Kullanıcılar, önceden var olan görüntüleri önceki sınırlarının ötesine genişleterek “daha iyi veya daha eğlenceli bir versiyonunu yaratmak” ve metin komutlarını kullanarak önceden var olan bir görüntüyü düzenlemek için DALL-E 2’yi kullanabiliyor.
DALL-E 2’ye talebinizde girerken, size “ayrıntılı bir açıklama ile başlayın” talimatı veriliyor. Bu teknoloji sanat tarihine yeni bir bakış açısı getirebilir mi düşüncesiyle programa “deniz kenarında bir merdivene tırmanan izlenimci domates” talimatı verilmiş ve DALL-E 2’nin sanat tarihi becerisi teste tabi tutulmuş. Ortaya çıkan sonuç şaşırtıcı bir biçimde serbest fırça darbelerine ve ışığın etkisini gösteren renk kontrastlarına dayanan bir stil olduğunu tanımlıyor gibi görünüyor. Bu anlamda izlenimciliği kavramış.
Farklı üslupları ve zaman dilimlerini test etmek amacıyla DALL – E’ye “18. yy deniz kenarında domates resmi” komutu verildiğinde de ortaya çıkan resim 18. yy sanatsal yaklaşımlarını yansıtıyor.
DALL-E’nin Robert Mapplethorpe’un stilini yorumlaması istendiğinde ortaya koyduğu tek renkli görüntü Mapplethorpe’un figürlerine seksi bir selam veriyor. Ayrıca “Henry Moore heykeli” istemi de kaidesiyle birlikte gelerek kullanıcıları gülümsetiyor.

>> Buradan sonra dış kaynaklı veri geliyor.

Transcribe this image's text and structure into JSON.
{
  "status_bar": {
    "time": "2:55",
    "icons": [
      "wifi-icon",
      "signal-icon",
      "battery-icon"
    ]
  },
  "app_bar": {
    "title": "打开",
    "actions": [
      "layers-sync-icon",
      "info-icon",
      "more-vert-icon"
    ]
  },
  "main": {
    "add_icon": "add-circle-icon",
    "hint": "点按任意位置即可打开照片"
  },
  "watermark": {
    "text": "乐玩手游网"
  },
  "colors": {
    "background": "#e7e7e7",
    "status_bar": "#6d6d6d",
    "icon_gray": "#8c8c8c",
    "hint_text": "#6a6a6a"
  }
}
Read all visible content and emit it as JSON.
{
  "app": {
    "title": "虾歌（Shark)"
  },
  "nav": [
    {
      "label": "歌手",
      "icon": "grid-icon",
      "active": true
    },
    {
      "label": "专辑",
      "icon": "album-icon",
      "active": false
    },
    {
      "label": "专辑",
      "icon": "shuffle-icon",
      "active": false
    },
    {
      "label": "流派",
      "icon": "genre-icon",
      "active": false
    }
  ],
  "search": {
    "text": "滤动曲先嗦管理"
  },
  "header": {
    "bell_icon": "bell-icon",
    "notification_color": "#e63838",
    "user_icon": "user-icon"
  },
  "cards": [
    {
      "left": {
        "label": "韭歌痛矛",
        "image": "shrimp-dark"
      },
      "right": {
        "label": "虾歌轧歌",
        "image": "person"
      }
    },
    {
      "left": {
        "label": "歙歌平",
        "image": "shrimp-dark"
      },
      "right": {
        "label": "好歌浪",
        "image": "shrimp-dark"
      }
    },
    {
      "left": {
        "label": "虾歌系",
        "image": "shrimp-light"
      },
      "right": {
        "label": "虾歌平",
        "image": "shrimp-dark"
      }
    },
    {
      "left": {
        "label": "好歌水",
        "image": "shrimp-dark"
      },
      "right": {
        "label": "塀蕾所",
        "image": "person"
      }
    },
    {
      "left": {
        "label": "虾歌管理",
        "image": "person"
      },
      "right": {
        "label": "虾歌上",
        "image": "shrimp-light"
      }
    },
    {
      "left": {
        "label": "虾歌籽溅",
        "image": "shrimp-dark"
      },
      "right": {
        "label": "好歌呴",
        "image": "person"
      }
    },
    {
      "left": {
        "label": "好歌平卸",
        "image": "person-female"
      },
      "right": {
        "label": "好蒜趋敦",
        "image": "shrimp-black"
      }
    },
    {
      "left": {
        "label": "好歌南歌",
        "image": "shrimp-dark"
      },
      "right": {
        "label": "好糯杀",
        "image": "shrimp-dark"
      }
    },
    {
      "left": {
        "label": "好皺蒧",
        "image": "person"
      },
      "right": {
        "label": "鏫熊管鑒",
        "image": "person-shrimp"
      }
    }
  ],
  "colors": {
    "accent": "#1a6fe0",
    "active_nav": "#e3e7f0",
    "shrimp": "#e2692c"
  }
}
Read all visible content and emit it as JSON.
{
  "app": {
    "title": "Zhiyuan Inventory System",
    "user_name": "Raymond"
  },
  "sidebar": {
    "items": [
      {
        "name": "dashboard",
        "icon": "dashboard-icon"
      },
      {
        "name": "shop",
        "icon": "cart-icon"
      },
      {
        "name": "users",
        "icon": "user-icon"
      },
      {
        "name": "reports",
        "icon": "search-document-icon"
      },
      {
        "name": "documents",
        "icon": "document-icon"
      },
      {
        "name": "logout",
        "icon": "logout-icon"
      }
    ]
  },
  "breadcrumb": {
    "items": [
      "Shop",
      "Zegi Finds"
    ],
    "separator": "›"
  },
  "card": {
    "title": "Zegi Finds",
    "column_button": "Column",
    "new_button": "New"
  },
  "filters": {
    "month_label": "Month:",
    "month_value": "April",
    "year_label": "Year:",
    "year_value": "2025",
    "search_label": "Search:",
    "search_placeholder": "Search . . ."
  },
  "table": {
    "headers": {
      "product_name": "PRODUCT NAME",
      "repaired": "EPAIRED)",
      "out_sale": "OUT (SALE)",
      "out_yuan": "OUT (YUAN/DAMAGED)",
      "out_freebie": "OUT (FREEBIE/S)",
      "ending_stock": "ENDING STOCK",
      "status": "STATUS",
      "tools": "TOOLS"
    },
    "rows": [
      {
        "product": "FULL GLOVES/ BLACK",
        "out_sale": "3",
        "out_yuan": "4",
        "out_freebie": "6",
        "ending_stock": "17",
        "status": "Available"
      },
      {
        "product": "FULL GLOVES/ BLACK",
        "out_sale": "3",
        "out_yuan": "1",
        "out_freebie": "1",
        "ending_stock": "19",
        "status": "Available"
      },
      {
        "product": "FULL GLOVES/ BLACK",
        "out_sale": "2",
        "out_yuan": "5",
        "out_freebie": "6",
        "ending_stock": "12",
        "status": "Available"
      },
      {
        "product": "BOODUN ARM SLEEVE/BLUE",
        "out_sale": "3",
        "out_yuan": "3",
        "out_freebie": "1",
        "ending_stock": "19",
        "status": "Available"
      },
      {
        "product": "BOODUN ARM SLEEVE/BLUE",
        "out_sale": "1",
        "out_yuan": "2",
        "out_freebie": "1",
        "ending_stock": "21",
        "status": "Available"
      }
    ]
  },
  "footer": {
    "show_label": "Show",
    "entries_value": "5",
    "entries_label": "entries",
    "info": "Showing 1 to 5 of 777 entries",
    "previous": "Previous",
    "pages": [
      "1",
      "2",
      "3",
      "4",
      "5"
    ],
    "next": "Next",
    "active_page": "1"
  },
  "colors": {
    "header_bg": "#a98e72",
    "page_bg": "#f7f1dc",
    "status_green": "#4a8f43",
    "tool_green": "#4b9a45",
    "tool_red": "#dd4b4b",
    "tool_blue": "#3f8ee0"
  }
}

DALL-E’nin yeniden yaratma konusunda daha az usta olduğu bazı stiller de var. Örneğin: De Stijl ve Sürrealistler. Sürrealistleri yeniden yaratmakta zorlanmasına hiç şaşırmıyoruz tabii.
Tüm bu süreç akla şu soruları getiriyor: Bu teknoloji, sanatı gerçekten ne ölçüde “anlayabiliyor” ve bir makinenin “zihninde” ölçülen görüntüleri sanat tarihi bakımından yorumlamak doğru mu?
DALL-E 2’nin bilgi arayışında gerçekten de yüz milyarlarca parametreyi optimize ettiği doğrudur, ancak tükettiği görüntülerin mutlaka “nötr” olmadığını hatırlamak çok önemli. Tıpkı sanatçıların bakışlarını tuvallerine yansıtmaları gibi, DALL-E 2 de kendi önyargıları olan bir veri setini özümsemiştir. Bugüne kullandığı veriler bütünü insanlık tarihinin hükümleri ve yargılarıyla doludur.